I don’t like Ramsay. I’m not supposed to, obviously, but it’s not because I have a weak stomach so much as because I don’t think he’s nearly as compelling as the showrunners seem to believe. Ever since he was introduced interminably torturing Theon for an entire season, it’s felt like his scenes routinely run twice as long as those with more important characters and more story information to impart. Take the scene where Theon tells him that Sansa saw him – that’s about 2 minutes of screen time (which doesn’t sound like a lot, but really, really is) that tells us nothing new about the characters or their relationship, and serves only to recount what happened in the prior scene. Then it leads directly into the even more drawn out dinner scene, that again presents nothing new beyond announcing Lady Bolton’s pregnancy. Though the long walk there is almost worth it just for Sansa’s infinitesimal smirk after the announcement.
As such, Ramsay’s utility as a villain is diminished by the very limited reach of his tyranny, but he’s too reprehensible to give any sort of damn when Roose gives him his version of Stannis’s speech to his daughter from last week. There is some small entertainment value to the was that Roose regards his boy’s gleeful sadism like a traditional sitcom dad would his weirdo son’s amateur ventriloquism; sort of a resigned sigh that no, this is not going to get him anywhere in life, but it’s his thing and we don’t want to discourage him from expressing himself.

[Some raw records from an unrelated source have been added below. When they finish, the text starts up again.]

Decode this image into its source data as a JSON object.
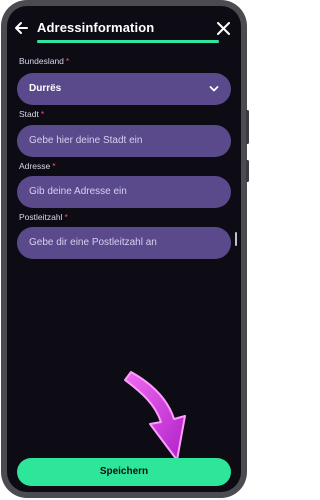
{
  "header": {
    "title": "Adressinformation",
    "back_icon": "arrow-left-icon",
    "close_icon": "close-icon",
    "progress": 1.0,
    "accent_color": "#2ee6a0"
  },
  "form": {
    "state": {
      "label": "Bundesland",
      "required_mark": "*",
      "value": "Durrës",
      "icon": "chevron-down-icon"
    },
    "city": {
      "label": "Stadt",
      "required_mark": "*",
      "placeholder": "Gebe hier deine Stadt ein"
    },
    "address": {
      "label": "Adresse",
      "required_mark": "*",
      "placeholder": "Gib deine Adresse ein"
    },
    "postal_code": {
      "label": "Postleitzahl",
      "required_mark": "*",
      "placeholder": "Gebe dir eine Postleitzahl an"
    }
  },
  "footer": {
    "save_label": "Speichern",
    "button_color": "#2ee69a"
  },
  "overlay": {
    "icon": "curved-arrow-icon",
    "color": "#e040e6"
  }
}
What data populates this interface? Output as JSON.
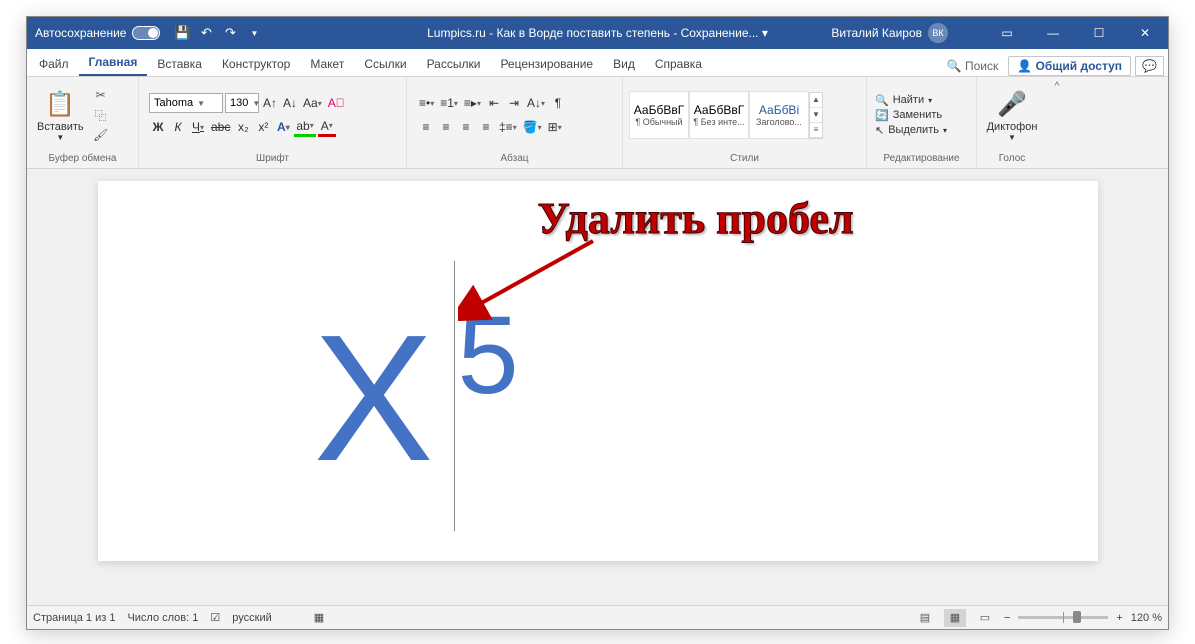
{
  "titlebar": {
    "autosave": "Автосохранение",
    "doc_title": "Lumpics.ru - Как в Ворде поставить степень - Сохранение... ▾",
    "username": "Виталий Каиров",
    "avatar": "ВК"
  },
  "tabs": {
    "file": "Файл",
    "home": "Главная",
    "insert": "Вставка",
    "design": "Конструктор",
    "layout": "Макет",
    "references": "Ссылки",
    "mailings": "Рассылки",
    "review": "Рецензирование",
    "view": "Вид",
    "help": "Справка",
    "search": "Поиск",
    "share": "Общий доступ",
    "comments_icon": "💬"
  },
  "ribbon": {
    "clipboard": {
      "paste": "Вставить",
      "label": "Буфер обмена"
    },
    "font": {
      "name": "Tahoma",
      "size": "130",
      "bold": "Ж",
      "italic": "К",
      "underline": "Ч",
      "strike": "abc",
      "sub": "x₂",
      "sup": "x²",
      "label": "Шрифт"
    },
    "paragraph": {
      "label": "Абзац"
    },
    "styles": {
      "sample": "АаБбВвГ",
      "sample_h": "АаБбВі",
      "s1": "¶ Обычный",
      "s2": "¶ Без инте...",
      "s3": "Заголово...",
      "label": "Стили"
    },
    "editing": {
      "find": "Найти",
      "replace": "Заменить",
      "select": "Выделить",
      "label": "Редактирование"
    },
    "voice": {
      "dictate": "Диктофон",
      "label": "Голос"
    }
  },
  "document": {
    "x": "X",
    "sup": "5",
    "annotation": "Удалить пробел"
  },
  "statusbar": {
    "page": "Страница 1 из 1",
    "words": "Число слов: 1",
    "lang": "русский",
    "zoom": "120 %"
  }
}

But if everything in Winterfell drags this week, things are a bit better in Mereen, where Dany struggles to put together a coherent countermove to last week’s attack. She defaults to frying a noble picked at random and feeding him to the dragons, because she is her father’s girl, after all. This is cruel and not entirely fair, but at least somewhat savvy as a way to make it the noble families’ problem to deal with the insurgency, whether they personally fomented it or not. Where I think she screws up is her follow up move of deciding to marry Eagle Eye Cherry. It’s a good move for the immediate purpose of pacifying the city, but Mereen is not her ultimate goal, and playing this card now means it won’t be available at a time when it could potentially bring one of the Seven Kingdoms into her fold.
Unless she decides to just murder Eagle Eye as soon as another match proves more useful. That feels less out of character as season 5 rolls on.
But if half of this episode is a drag, it
at least has the sense to end on the strongest material, which goes a
long way to redeeming things. Tyrion and Jorah visiting the ruins of
Valyria, the fallen Pompeii/Atlantis analogue of this world, is a simply
gorgeous sequence. And if the effects on Drogon flying through the
mists are not as intricate as those of his sisters going nuts in the
crypts of Mereen, it’s a lesson that a shot of an actor like Peter
Dinklage reacting is worth a few tens of millions of pixels when it
comes to producing awe. This would be the highlight of the episode even
it wasn’t perfectly setting up the tremendous “oh shit!” shot of the
stone man coming to life and dropping into the water that leads to the
episode’s big gutpunch. Because even if semi-mythical Doom of Valyria
is a thousand years in the past, a doom lingers there in the
form of greyscale, this world’s leprosy/rabies hybrid. Jorah
contracting it puts a sort of zombie-movie spin on his journey with
Tyrion, and can that possibly be a bad thing?